非正規職員・従業員の割合全国1位、1人当たりの県民所得最下位、世帯収入が少ないひとり親世帯、特に非正規労働者が多い母子世帯は全国の2倍-。さまざまな指標から、子どもの貧困につながる、親の厳しい現状が見てとれる。

濱里正史さん

山内優子さん

濱里正史さん 山内優子さん

 生活困窮者の支援に当たる県就職・生活支援パーソナルサポートセンター南部所長の濱里正史さんは、低賃金に伴う長時間労働が子育て環境に影響していることを指摘。女性の現状に詳しい沖縄子ども貧困解消ネットワーク共同代表の山内優子さんは、困窮が著しい母子世帯への公的支援の拡充を訴える。

■給与水準の底上げ必要 濱里正史さん(沖縄県就職・生活支援パーソナルサポートセンター南部所長)

 沖縄は低賃金のため、長時間労働が常態化していて、ダブルワークもザラにある。そのため、親が、子どもと向き合う時間を確保できなかったり、精神的に落ち着かず子どもに当たってしまうなどの問題が起きている。

 子どもの貧困をなくすためには、最低賃金や給与の水準を全体的に底上げすることが必要だ。社会の構造的な問題で、社会全体で改善に取り組まなければならない。

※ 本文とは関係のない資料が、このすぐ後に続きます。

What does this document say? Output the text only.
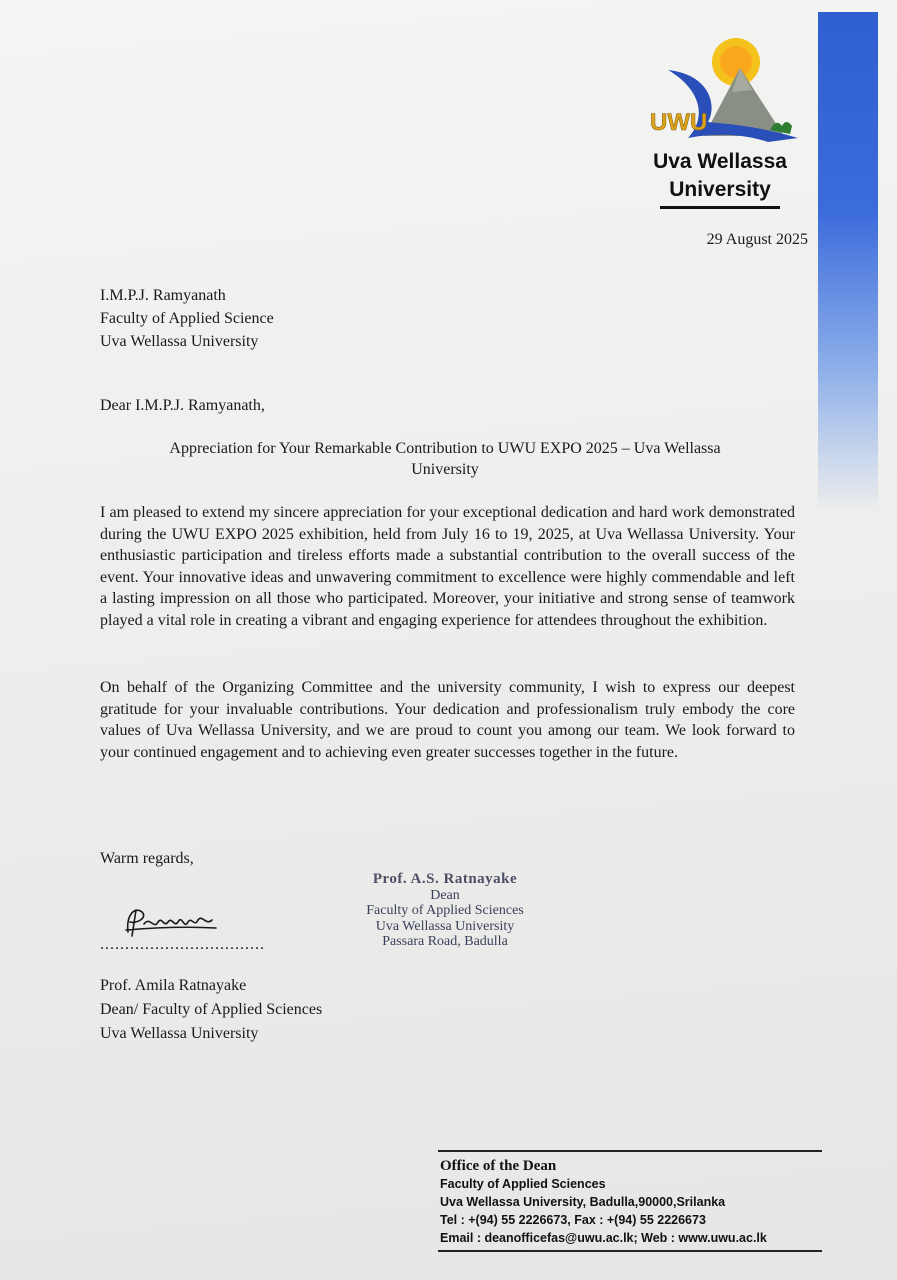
UWU
Uva Wellassa
University
29 August 2025
I.M.P.J. Ramyanath
Faculty of Applied Science
Uva Wellassa University
Dear I.M.P.J. Ramyanath,
Appreciation for Your Remarkable Contribution to UWU EXPO 2025 – Uva Wellassa
University
I am pleased to extend my sincere appreciation for your exceptional dedication and hard work demonstrated during the UWU EXPO 2025 exhibition, held from July 16 to 19, 2025, at Uva Wellassa University. Your enthusiastic participation and tireless efforts made a substantial contribution to the overall success of the event. Your innovative ideas and unwavering commitment to excellence were highly commendable and left a lasting impression on all those who participated. Moreover, your initiative and strong sense of teamwork played a vital role in creating a vibrant and engaging experience for attendees throughout the exhibition.
On behalf of the Organizing Committee and the university community, I wish to express our deepest gratitude for your invaluable contributions. Your dedication and professionalism truly embody the core values of Uva Wellassa University, and we are proud to count you among our team. We look forward to your continued engagement and to achieving even greater successes together in the future.
Warm regards,
.................................
Prof. Amila Ratnayake
Dean/ Faculty of Applied Sciences
Uva Wellassa University
Prof. A.S. Ratnayake
Dean
Faculty of Applied Sciences
Uva Wellassa University
Passara Road, Badulla
Office of the Dean
Faculty of Applied Sciences
Uva Wellassa University, Badulla,90000,Srilanka
Tel : +(94) 55 2226673, Fax : +(94) 55 2226673
Email : deanofficefas@uwu.ac.lk; Web : www.uwu.ac.lk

 夫婦二人の収入なら何とか生活できるが、ひとり親になったとたん貧困に陥るケースが多い。収入の少ないひとり親にとって住居の問題は大きく、離婚後、間を空けずに公営住宅に優先的に入居できるようにし、家賃だけでも負担を軽減する必要がある。

■公的施設の増設が急務 山内優子さん(沖縄子ども貧困解消ネットワーク共同代表)

 県内はひとり親、とりわけ母子世帯の貧困が顕著だが、県外に比べ、公的な支援施設が少ない。

 DVに遭った母親は心身を傷つけられ、離婚後、うつ状態になる。傷を癒やす暇もなく、仕事、家事や育児など、生きていくための課題が一人の肩にのし掛かる。母親を元気にし、次のステップへつなぐための「母子生活支援施設」が県内には3カ所しかなく、増やす必要がある。

 若年出産した母親の支援も重要だ。学歴や職歴がないため、職業選択の幅が狭められ、夜の仕事に就くことが多い。夜間、子どもたちを預かる夜間保育所のニーズが高いが、県内は認可園が3カ所と少ない。

 子どもの貧困をなくすためには親の支援が必須で、公的施設の整備は喫緊の課題だ。